Even the children of the family are taken with their parents: Edward Courtenay and young Henry Pole disappear into the darkness under the portcullis.

Sir Geoffrey names others: a canon from Chichester cathedral, a priest from the newly closed Bisham Abbey, a merchant who carried secret letters to the traitor Reginald Pole.

Even Sir Nicholas Carew – who got George’s Order of the Garter – is arrested.

One of the old lords, poor Lord De La Warr, says no more than that he cannot bear another trial of old and loyal friends, and is arrested for that – and held in the Tower along with them.

None of them confess anything.

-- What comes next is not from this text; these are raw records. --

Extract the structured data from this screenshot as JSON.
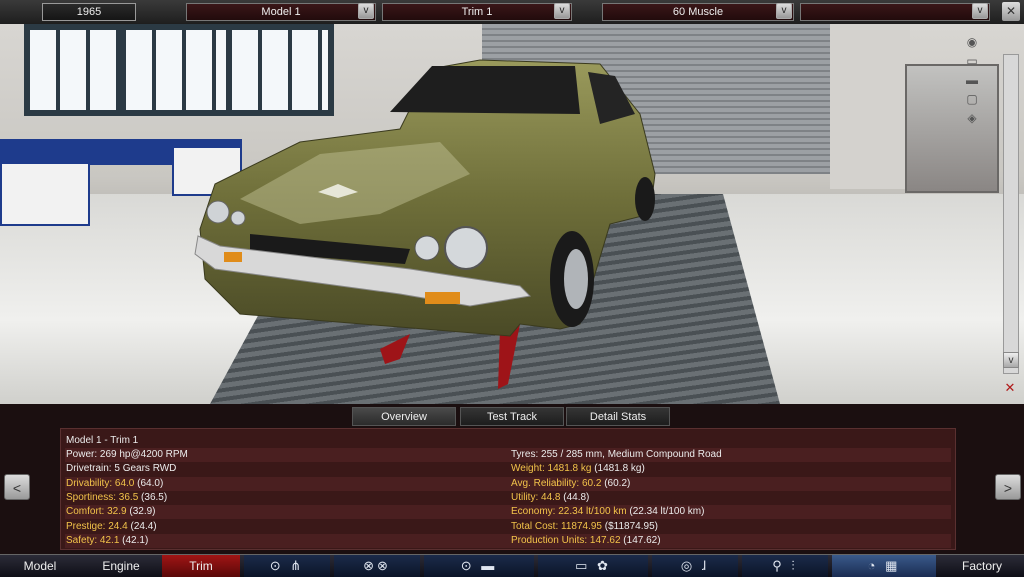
{
  "topbar": {
    "year": "1965",
    "model": "Model 1",
    "trim": "Trim 1",
    "body": "60 Muscle",
    "extra": "",
    "dropdown_glyph": "v",
    "close_glyph": "✕"
  },
  "scene": {
    "view_icons": [
      "camera-record-icon",
      "car-front-icon",
      "car-side-icon",
      "car-top-icon",
      "car-angle-icon"
    ],
    "scroll_down_glyph": "v"
  },
  "tabs": [
    "Overview",
    "Test Track",
    "Detail Stats"
  ],
  "active_tab": "Overview",
  "stats": {
    "title": "Model 1 - Trim 1",
    "left": [
      {
        "label": "Power:",
        "value": " 269 hp@4200 RPM",
        "highlight": false
      },
      {
        "label": "Drivetrain:",
        "value": " 5 Gears RWD",
        "highlight": false
      },
      {
        "label": "Drivability:",
        "value": " 64.0",
        "extra": " (64.0)",
        "highlight": true
      },
      {
        "label": "Sportiness:",
        "value": " 36.5",
        "extra": " (36.5)",
        "highlight": true
      },
      {
        "label": "Comfort:",
        "value": " 32.9",
        "extra": " (32.9)",
        "highlight": true
      },
      {
        "label": "Prestige:",
        "value": " 24.4",
        "extra": " (24.4)",
        "highlight": true
      },
      {
        "label": "Safety:",
        "value": " 42.1",
        "extra": " (42.1)",
        "highlight": true
      }
    ],
    "right": [
      {
        "label": "Tyres:",
        "value": " 255 / 285 mm, Medium Compound Road",
        "highlight": false
      },
      {
        "label": "Weight:",
        "value": " 1481.8 kg",
        "extra": " (1481.8 kg)",
        "highlight": true
      },
      {
        "label": "Avg. Reliability:",
        "value": " 60.2",
        "extra": " (60.2)",
        "highlight": true
      },
      {
        "label": "Utility:",
        "value": " 44.8",
        "extra": " (44.8)",
        "highlight": true
      },
      {
        "label": "Economy:",
        "value": " 22.34 lt/100 km",
        "extra": " (22.34 lt/100 km)",
        "highlight": true
      },
      {
        "label": "Total Cost:",
        "value": " 11874.95",
        "extra": " ($11874.95)",
        "highlight": true
      },
      {
        "label": "Production Units:",
        "value": " 147.62",
        "extra": " (147.62)",
        "highlight": true
      }
    ],
    "prev_glyph": "<",
    "next_glyph": ">"
  },
  "nav": {
    "items": [
      "Model",
      "Engine",
      "Trim",
      "",
      "",
      "",
      "",
      "",
      "",
      "",
      "Factory"
    ],
    "icon_groups": [
      {
        "name": "chassis-gearbox-icons",
        "glyphs": "⊙ ⋔"
      },
      {
        "name": "wheels-icons",
        "glyphs": "⊗⊗"
      },
      {
        "name": "body-icons",
        "glyphs": "⊙ ▬"
      },
      {
        "name": "car-fan-icons",
        "glyphs": "▭ ✿"
      },
      {
        "name": "steering-seat-icons",
        "glyphs": "◎ ɺ"
      },
      {
        "name": "suspension-icons",
        "glyphs": "⚲ ⫶"
      },
      {
        "name": "testing-icons",
        "glyphs": "◔ ▦"
      }
    ]
  },
  "colors": {
    "accent_red": "#a01515",
    "stat_highlight": "#f2c34a",
    "panel_bg": "#3a1818"
  }
}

Gertrude Courtenay declares that everyone is innocent of everything, and she herself is a fool whose word cannot be trusted, and the many things she said in defence of Lady Mary, her insistence on calling her ‘Princess’, were nothing but feminine folly.

The old lady, Margaret Pole – too tough for feminine folly – is questioned, her home Bisham Palace is searched, and she is taken to Cowdray Castle in Sussex and interrogated for hours, day after day, by William Fitzwilliam, the newly appointed Earl of Southampton.

The old lady is too wise and too brave to be caught by Fitzwilliam’s bullying.

She does not break or even bend while her beloved son Geoffrey and his brother, his cousin Henry Courtenay, and his kinsman Sir Edward Neville, and their priests and messenger are tried for treason as the court has a merry Christmas.

We do not even pause the music when we hear that Henry and Edward have been beheaded.

I MEET LORD CROMWELL at the king’s gift-giving, and companionably, we watch the courtiers coming forward as if to pour sacrifices of blood on a reeking altar.

‘You are keeping Lady Margaret Pole and Gertrude Courtenay in the Tower with the little boys?’ I confirm. ‘But they will be released?’

‘Of course – nobody would execute such great ladies, and the boys are just children. But I’ve no doubt they will return to plotting as soon as they are free.

I’m surrounded by rivals who take the king’s fancy and drag him their way.

There’s always some bright lad coming up through the ranks; there’s always a pretty Howard girl in the nursery. ’

I laugh at the truth of this. ‘My uncle was speaking to me of a cousin – Katheryn Howard, his niece – who should come to court. And the king’s rooms eat up young men like a manticore – he needs a constant supply of companions. But you are secure?’

‘While the king wants a well-run country, a fortune without the trouble of earning it, and everything done his way before he’s thought of it – I am secure.

’ He looks at the king, receiving gifts that cost a fortune and handing out baubles.

‘But serving a man of power is to feed a furnace. The more that he has, the more he wants.’

‘Wealth?’ I ask.

‘Wealth I can easily get,’ says the destroyer of the Church. ‘It is power that is harder. The greatest want for a rich man is power over others.’